Transisi energi melalui kebijakan biomassa Co-Firing, nampaknya masih harus melalui jalan panjang dan berliku. Tantangannya adalah kurangnya pasokan biomassa dari pemasok lokal, yang masih jauh dari target PLN.
Pemerintah Kota Balikpapan, melalui Dinas Lingkungan Hidup (DLH) dan UPTD TPAS Manggar, berkolaborasi dengan PT PLN untuk mengelola sampah organik sebagai bahan bakar biomassa yang ramah lingkungan.
Dijelaskan pihak TPA Manggar, Harianto, kerja sama tersebut mencakup operasionalisasi mesin pengolah biomassa, bantuan renovasi fasilitas, dan integrasi dengan program penanganan sampah dari ruang terbuka hijau (RTH) di kota.
Dengan ini, sampah organik seperti ranting, daun, dan potongan kayu dari hasil pemangkasan rutin di Balikpapan kini dapat dimanfaatkan untuk mengurangi emisi karbon sekaligus mengurangi penumpukan sampah di TPAS.
PLN menghibahkan tiga mesin utama untuk pengolahan sampah organik, yang meliputi mesin pencacah kayu (woodchipper), pencacah daun, dan pencetak pellet. Mesin-mesin ini memainkan peran kunci dalam proses pengolahan biomassa di TPAS Manggar.
Sebelum program ini, fasilitas TPAS sebagian besar digunakan untuk pengolahan kompos, dan bangunan yang digunakan sempat mengalami kerusakan. LN turut memberikan bantuan perbaikan bangunan ini agar dapat digunakan kembali untuk pengolahan biomassa.
Dengan adanya mesin dan renovasi bangunan tersebut, TPAS Manggar kini mampu menghasilkan woodchip dari bahan-bahan organik yang bisa langsung dimanfaatkan sebagai bahan bakar biomassa bagi PLTU Teluk Balikpapan.
Dalam program ini, TPAS Manggar mengolah sekitar 5-10 ton biomassa per bulan, dengan sebagian besar bahan baku berasal dari limbah pohon dan kayu yang dikumpulkan dari RTH, pemangkasan pohon kota, dan penataan taman.

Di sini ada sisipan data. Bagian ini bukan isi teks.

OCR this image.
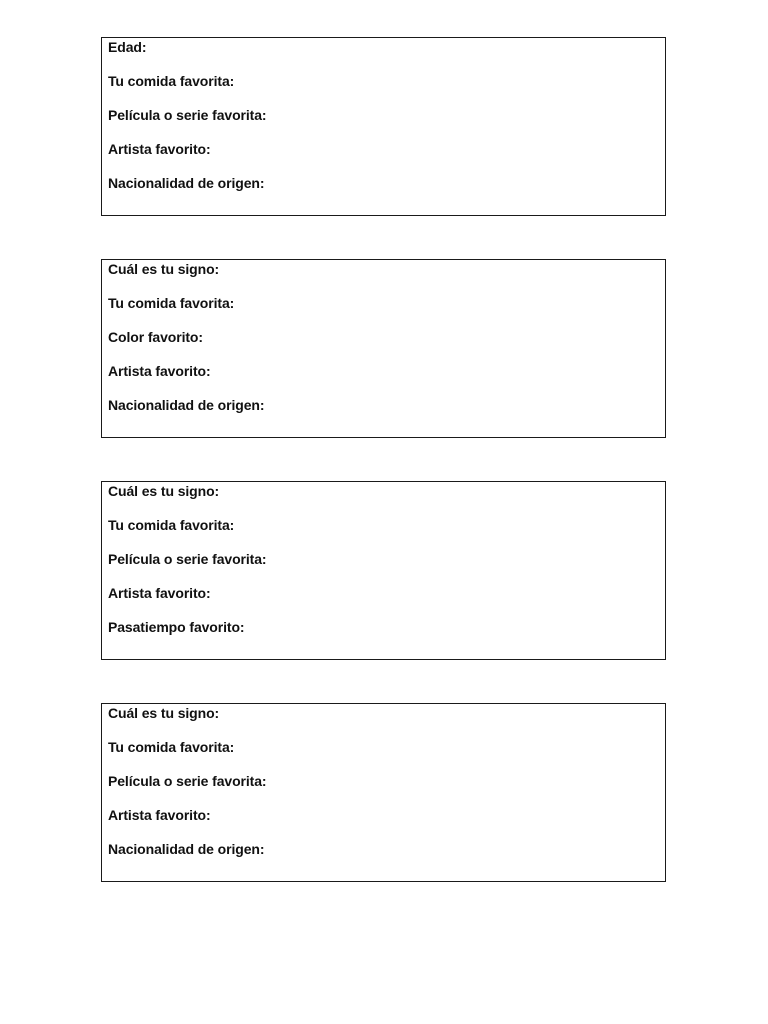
Edad:
Tu comida favorita:
Película o serie favorita:
Artista favorito:
Nacionalidad de origen:
Cuál es tu signo:
Tu comida favorita:
Color favorito:
Artista favorito:
Nacionalidad de origen:
Cuál es tu signo:
Tu comida favorita:
Película o serie favorita:
Artista favorito:
Pasatiempo favorito:
Cuál es tu signo:
Tu comida favorita:
Película o serie favorita:
Artista favorito:
Nacionalidad de origen:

DLH memiliki unit kerja khusus yang menangani penataan RTH, termasuk pemangkasan dan penebangan pohon, yang rutin menghasilkan limbah organik dari berbagai titik di Balikpapan.

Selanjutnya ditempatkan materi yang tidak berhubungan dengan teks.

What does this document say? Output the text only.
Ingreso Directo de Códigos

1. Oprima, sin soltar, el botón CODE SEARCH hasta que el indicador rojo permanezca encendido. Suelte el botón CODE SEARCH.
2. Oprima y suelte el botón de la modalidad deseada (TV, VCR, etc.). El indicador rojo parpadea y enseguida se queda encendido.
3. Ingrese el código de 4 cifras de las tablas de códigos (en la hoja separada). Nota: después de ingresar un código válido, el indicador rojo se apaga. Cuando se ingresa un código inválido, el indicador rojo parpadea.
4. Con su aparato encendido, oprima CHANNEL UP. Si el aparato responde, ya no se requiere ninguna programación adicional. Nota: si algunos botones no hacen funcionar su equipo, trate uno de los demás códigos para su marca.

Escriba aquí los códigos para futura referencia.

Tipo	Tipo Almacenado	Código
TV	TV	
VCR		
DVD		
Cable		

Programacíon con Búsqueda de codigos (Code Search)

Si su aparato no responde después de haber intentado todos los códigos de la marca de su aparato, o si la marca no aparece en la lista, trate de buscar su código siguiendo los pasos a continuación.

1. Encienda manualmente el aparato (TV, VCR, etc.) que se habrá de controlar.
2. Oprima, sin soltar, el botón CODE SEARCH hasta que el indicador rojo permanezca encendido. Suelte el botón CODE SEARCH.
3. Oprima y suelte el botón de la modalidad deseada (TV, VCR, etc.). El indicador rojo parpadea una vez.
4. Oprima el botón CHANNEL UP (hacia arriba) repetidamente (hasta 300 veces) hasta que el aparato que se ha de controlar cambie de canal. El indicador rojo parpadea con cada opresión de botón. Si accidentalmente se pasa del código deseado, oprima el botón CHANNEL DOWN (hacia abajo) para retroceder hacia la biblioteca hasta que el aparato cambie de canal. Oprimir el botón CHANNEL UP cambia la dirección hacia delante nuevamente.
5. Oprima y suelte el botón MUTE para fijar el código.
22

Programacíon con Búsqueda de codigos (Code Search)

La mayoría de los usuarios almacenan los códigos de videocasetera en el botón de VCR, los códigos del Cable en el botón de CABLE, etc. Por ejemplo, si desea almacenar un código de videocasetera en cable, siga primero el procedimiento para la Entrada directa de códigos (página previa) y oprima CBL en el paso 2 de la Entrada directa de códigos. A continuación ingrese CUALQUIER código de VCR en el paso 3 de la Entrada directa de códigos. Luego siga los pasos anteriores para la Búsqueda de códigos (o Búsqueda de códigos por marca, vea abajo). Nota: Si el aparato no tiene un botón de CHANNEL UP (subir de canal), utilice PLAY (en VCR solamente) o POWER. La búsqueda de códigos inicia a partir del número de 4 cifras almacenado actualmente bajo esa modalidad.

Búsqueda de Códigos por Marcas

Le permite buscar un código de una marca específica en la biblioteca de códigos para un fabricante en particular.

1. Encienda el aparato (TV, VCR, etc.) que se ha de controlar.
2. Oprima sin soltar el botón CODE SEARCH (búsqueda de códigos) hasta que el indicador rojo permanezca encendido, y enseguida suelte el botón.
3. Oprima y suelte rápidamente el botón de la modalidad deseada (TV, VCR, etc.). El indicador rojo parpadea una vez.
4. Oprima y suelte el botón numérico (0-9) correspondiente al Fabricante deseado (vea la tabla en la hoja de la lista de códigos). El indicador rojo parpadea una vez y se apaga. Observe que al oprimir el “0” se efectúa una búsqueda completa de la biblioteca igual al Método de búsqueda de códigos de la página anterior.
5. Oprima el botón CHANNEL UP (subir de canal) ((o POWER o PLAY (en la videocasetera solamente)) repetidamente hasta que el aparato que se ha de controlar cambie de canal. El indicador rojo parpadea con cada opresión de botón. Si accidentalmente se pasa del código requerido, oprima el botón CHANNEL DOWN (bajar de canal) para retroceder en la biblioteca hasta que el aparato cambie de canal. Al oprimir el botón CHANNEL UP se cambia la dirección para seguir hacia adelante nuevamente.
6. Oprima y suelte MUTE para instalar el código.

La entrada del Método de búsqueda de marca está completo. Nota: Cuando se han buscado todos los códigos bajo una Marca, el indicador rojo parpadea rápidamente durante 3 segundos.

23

“Setiap hari, unit kerja ini mengirimkan sekitar 1-3 ton sampah organik ke TPAS Manggar, yang kemudian ditimbang sebelum diproses lebih lanjut,” jelas Harianto.

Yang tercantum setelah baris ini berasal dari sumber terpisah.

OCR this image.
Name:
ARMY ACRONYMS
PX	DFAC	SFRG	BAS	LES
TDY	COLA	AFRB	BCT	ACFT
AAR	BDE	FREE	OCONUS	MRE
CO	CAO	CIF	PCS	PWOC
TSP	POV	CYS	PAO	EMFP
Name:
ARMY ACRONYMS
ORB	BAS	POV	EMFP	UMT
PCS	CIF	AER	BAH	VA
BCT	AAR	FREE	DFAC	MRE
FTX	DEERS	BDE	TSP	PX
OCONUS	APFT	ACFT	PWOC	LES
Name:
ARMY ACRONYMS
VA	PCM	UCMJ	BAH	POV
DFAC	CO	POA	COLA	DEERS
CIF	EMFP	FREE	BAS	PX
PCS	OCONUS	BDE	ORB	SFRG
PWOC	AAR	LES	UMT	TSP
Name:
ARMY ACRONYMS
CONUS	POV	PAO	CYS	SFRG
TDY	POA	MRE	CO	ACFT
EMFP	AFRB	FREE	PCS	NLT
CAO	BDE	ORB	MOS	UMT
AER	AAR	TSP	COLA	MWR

Setelah ditebang, kayu masih dalam kondisi basah dan beratnya bisa lebih tinggi, tetapi seiring proses pencacahan dan pengeringan, kadar airnya berkurang dan beratnya juga menyusut.
Limbah yang telah dikeringkan dan dicacah ini, yang kini lebih ringan, menjadi produk woodchip atau pellet yang bisa digunakan sebagai campuran bahan bakar di PLTU.
Dalam upaya memenuhi kebutuhan biomassa sebagai bahan bakar tambahan, PLN telah menetapkan target bahwa setidaknya 3 persen dari total bahan bakar PLTU berasal dari biomassa, untuk mengurangi emisi karbon dan mengurangi ketergantungan pada batu bara.
Saat ini, PLTU Teluk Balikpapan membutuhkan sekitar 3.000 ton batu bara per hari, yang berarti pasokan biomassa sekitar 90 ton per hari diperlukan untuk mencapai target co-firing 3 persen tersebut.
Namun, hingga saat ini, TPAS Manggar belum mampu memenuhi kapasitas tersebut karena sumber biomassa terbatas pada limbah pohon dari pemangkasan dan penebangan rutin kota, yang produksinya fluktuatif dan terbatas pada kegiatan harian pemangkasan yang bukan dilakukan khusus untuk memenuhi target biomassa.
Meskipun demikian, upaya ini sudah cukup membantu mengurangi akumulasi sampah organik yang sebelumnya hanya akan ditimbun di TPAS.
DLH dan TPAS Manggar tetap berupaya optimal dengan kapasitas yang ada dan memastikan bahwa sampah organik dari ruang publik kota tidak terbuang sia-sia, melainkan diolah menjadi biomassa.
PLN, di sisi lain, mengizinkan pasokan tambahan dari sumber biomassa lain jika diperlukan.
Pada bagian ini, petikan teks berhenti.